SA needs more than R120bn in 10 years to ensure water security

01 July 2021 - 07:00
By shonisani tshikalange AND Shonisani Tshikalange
To ensure that South Africa's water security is guaranteed, the water and sanitation department needs more than R120bn in the next 10 years for major infrastructure.
Image: Department of water and sanitation/Twitter To ensure that South Africa's water security is guaranteed, the water and sanitation department needs more than R120bn in the next 10 years for major infrastructure.

SA needs more than R120bn in the next 10 years “to ensure that the entire SA has security of supply of water”.

This is according to water and sanitation minister Lindiwe Sisulu, who said that the money was needed for the completion of major infrastructure.

“Inadequacy of water resources will have a significant affect on the revival of the economy as well as inhibiting social transformation which perpetuates entrapment in poverty. Key economic development sectors like mining, manufacturing, tourism, farming, human settlements and other industries are more likely to commit capital investments to areas where water, energy and transport are secure,” Sisulu said.

She said funding constraint was a serious problem as it resulted in delayed implementation of measures to secure water availability.

Sisulu said that for the coming financial year, her department has prioritised the Mzimvubu Water Project, the Olifants River Water Resources Development Project, Vaal-Gamagara Bulk Water, Berg River-Voёlvlei Augmentation, Mokolo and Crocodile River (west) Water Augmentation Project and uMkhomazi Water Project.

The uMkhomazi Water Project, which is estimated at R23.3bn, will increase water supply to the eThekwini metro. The Mokolo and Crocodile River (west) Water Augmentation Project, which will increase water supply for energy generation at Medupi Power station and coal mining development, is estimated to cost R12.4bn. 

Sisulu also announced that Phase II of the Lesotho Highlands Water Project, which was launched in Lesotho at Polihali on Nov. 13, 2019, was under way.

The department said the cabinet has recently endorsed the appointment of a chief delegate and alternate to the Lesotho Highlands Water Commission (LHWP) and these will be in place by the end of June 2021.

SA receives about 780 million cubic metres of water a year from Lesotho into its Integrated Vaal river System (IVRS) which supplies water mainly to Gauteng and the surrounding areas.

Sisulu said the IVRS needs to be urgently increased in order for it to cope with the increasing water requirements.

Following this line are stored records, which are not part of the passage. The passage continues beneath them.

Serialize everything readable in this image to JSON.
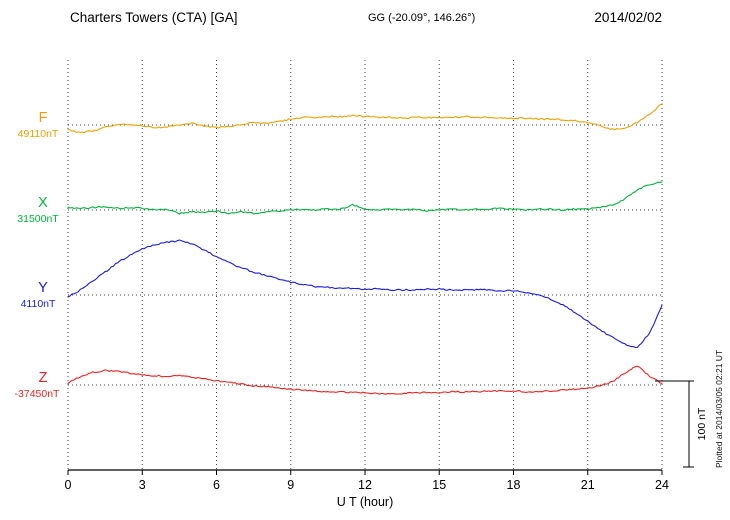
{
  "header": {
    "station_title": "Charters Towers (CTA)  [GA]",
    "geo_coords": "GG (-20.09°, 146.26°)",
    "date": "2014/02/02"
  },
  "footer_note": "Plotted at 2014/03/05 02:21 UT",
  "scale_bar": {
    "label": "100 nT",
    "value_nT": 100
  },
  "chart_data": {
    "type": "line",
    "title": "Charters Towers (CTA)  [GA]",
    "subtitle": "GG (-20.09°, 146.26°)",
    "date": "2014/02/02",
    "xlabel": "U T (hour)",
    "ylabel": "",
    "x_range": [
      0,
      24
    ],
    "x_ticks": [
      0,
      3,
      6,
      9,
      12,
      15,
      18,
      21,
      24
    ],
    "grid": "dotted",
    "legend_position": "left",
    "scale_bar_nT": 100,
    "x_hours": [
      0,
      0.5,
      1,
      1.5,
      2,
      2.5,
      3,
      3.5,
      4,
      4.5,
      5,
      5.5,
      6,
      6.5,
      7,
      7.5,
      8,
      8.5,
      9,
      9.5,
      10,
      10.5,
      11,
      11.5,
      12,
      12.5,
      13,
      13.5,
      14,
      14.5,
      15,
      15.5,
      16,
      16.5,
      17,
      17.5,
      18,
      18.5,
      19,
      19.5,
      20,
      20.5,
      21,
      21.5,
      22,
      22.5,
      23,
      23.5,
      24
    ],
    "series": [
      {
        "name": "F",
        "baseline_label": "49110nT",
        "baseline_nT": 49110,
        "color": "#eca000",
        "offsets_nT": [
          -6,
          -9,
          -7,
          -3,
          0,
          1,
          -1,
          -3,
          -2,
          0,
          2,
          -1,
          -3,
          -2,
          1,
          3,
          2,
          4,
          7,
          9,
          9,
          10,
          10,
          11,
          10,
          9,
          9,
          8,
          9,
          9,
          8,
          9,
          10,
          9,
          9,
          8,
          8,
          8,
          7,
          7,
          6,
          5,
          3,
          -1,
          -5,
          -4,
          3,
          13,
          25
        ]
      },
      {
        "name": "X",
        "baseline_label": "31500nT",
        "baseline_nT": 31500,
        "color": "#00b43c",
        "offsets_nT": [
          3,
          2,
          3,
          4,
          2,
          3,
          2,
          0,
          1,
          -4,
          -2,
          -3,
          -1,
          -4,
          -2,
          -4,
          -2,
          -1,
          0,
          1,
          0,
          1,
          1,
          6,
          1,
          0,
          1,
          0,
          1,
          -1,
          0,
          1,
          0,
          1,
          1,
          2,
          1,
          0,
          1,
          1,
          0,
          1,
          1,
          3,
          6,
          13,
          24,
          30,
          33
        ]
      },
      {
        "name": "Y",
        "baseline_label": "4110nT",
        "baseline_nT": 4110,
        "color": "#1a1aee",
        "offsets_nT": [
          -2,
          6,
          16,
          27,
          38,
          47,
          54,
          59,
          62,
          64,
          60,
          53,
          45,
          38,
          32,
          27,
          23,
          19,
          15,
          12,
          10,
          9,
          8,
          8,
          7,
          7,
          6,
          6,
          6,
          7,
          7,
          6,
          6,
          6,
          6,
          5,
          5,
          3,
          0,
          -5,
          -12,
          -21,
          -31,
          -41,
          -50,
          -58,
          -62,
          -45,
          -12
        ]
      },
      {
        "name": "Z",
        "baseline_label": "-37450nT",
        "baseline_nT": -37450,
        "color": "#ee2222",
        "offsets_nT": [
          2,
          10,
          15,
          17,
          16,
          14,
          12,
          11,
          10,
          11,
          9,
          7,
          5,
          3,
          1,
          -1,
          -2,
          -3,
          -5,
          -6,
          -7,
          -8,
          -8,
          -9,
          -9,
          -10,
          -10,
          -10,
          -9,
          -9,
          -9,
          -8,
          -8,
          -8,
          -7,
          -7,
          -7,
          -8,
          -8,
          -7,
          -6,
          -5,
          -4,
          -1,
          4,
          14,
          23,
          10,
          2
        ]
      }
    ]
  }
}
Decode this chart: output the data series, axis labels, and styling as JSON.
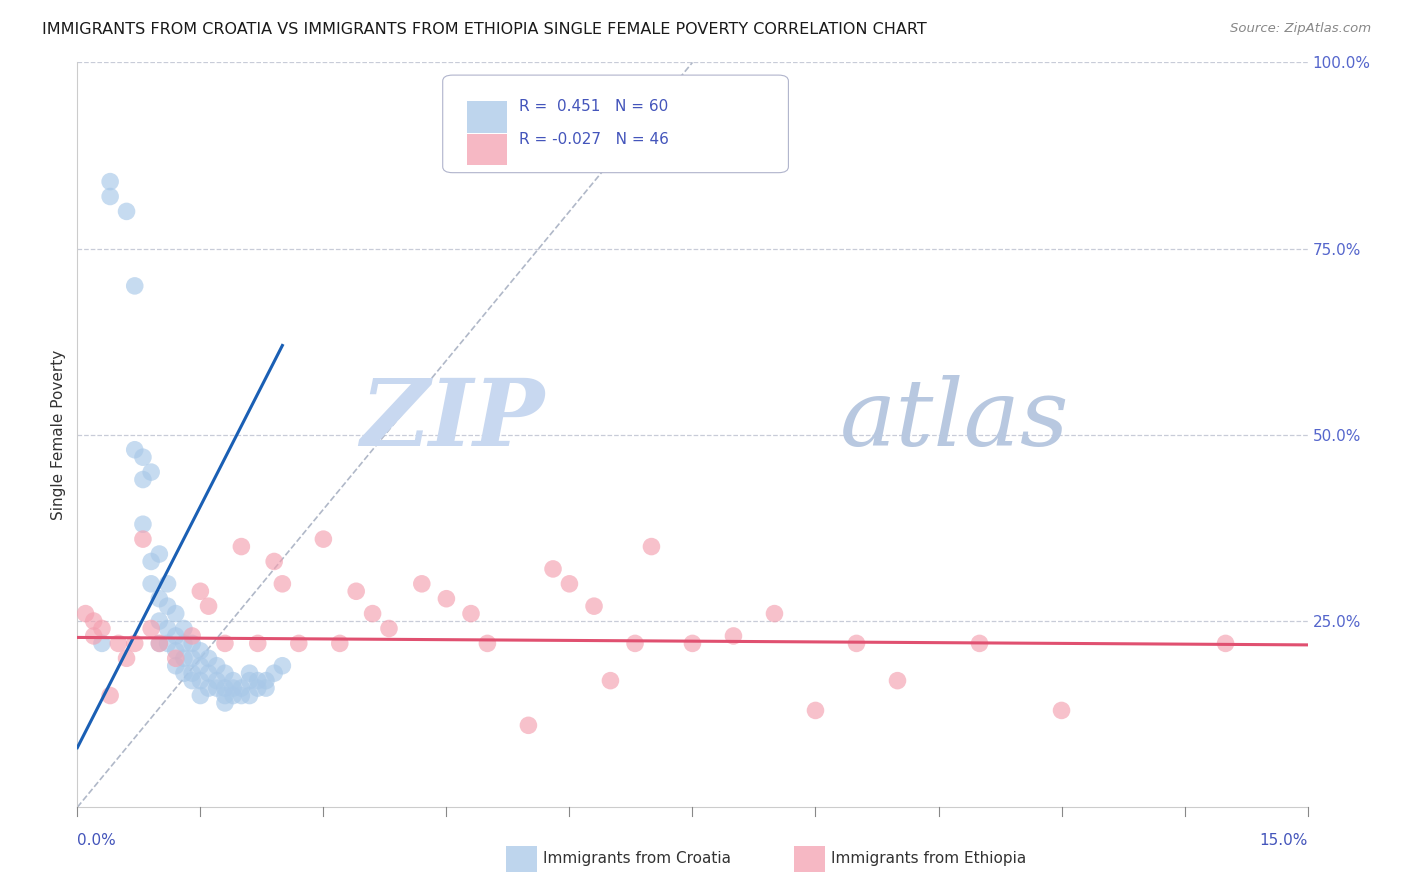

She said Phase II of the LHWP comprises the construction of Polihali Dam, which will provide an additional 465 million cubic metres of water per year and thus bringing the total to about 1,245 million cubic metres of water per year into the Integrated Vaal river System from Lesotho.

The departments said SA is facing an increasing water supply challenge caused by insufficient water infrastructure maintenance and investment, recurrent droughts driven by climatic variation, inequities in access to water and sanitation, deteriorating water quality, and insufficient skilled professionals and competent administrators.

According to the department this challenge, now further worsened by Covid-19, presents significant water security risks which hurt the economic growth and development of the country.

“We have developed the national water and sanitation master plan, which we launched in November 2019 to provide a blueprint on the implementation of water and sanitation projects. The plan is an implementation road map of the National Water Resources Strategy and seeks to provide affordable and reliable access to sufficient and safe water and hygienic sanitation for socio-economic growth and wellbeing of SA,” Sisulu said.

Sisulu said the plan focuses on five key objectives: resilient and fit-for-use water supply; universal water and sanitation provision; equitable sharing and allocation of water resources; effective infrastructure management, operation and maintenance; and reduction in future water demand.

She said the master plan is a “call to action” which seeks to rally all South Africans to work together to address the challenges confronting the water and sanitation sector.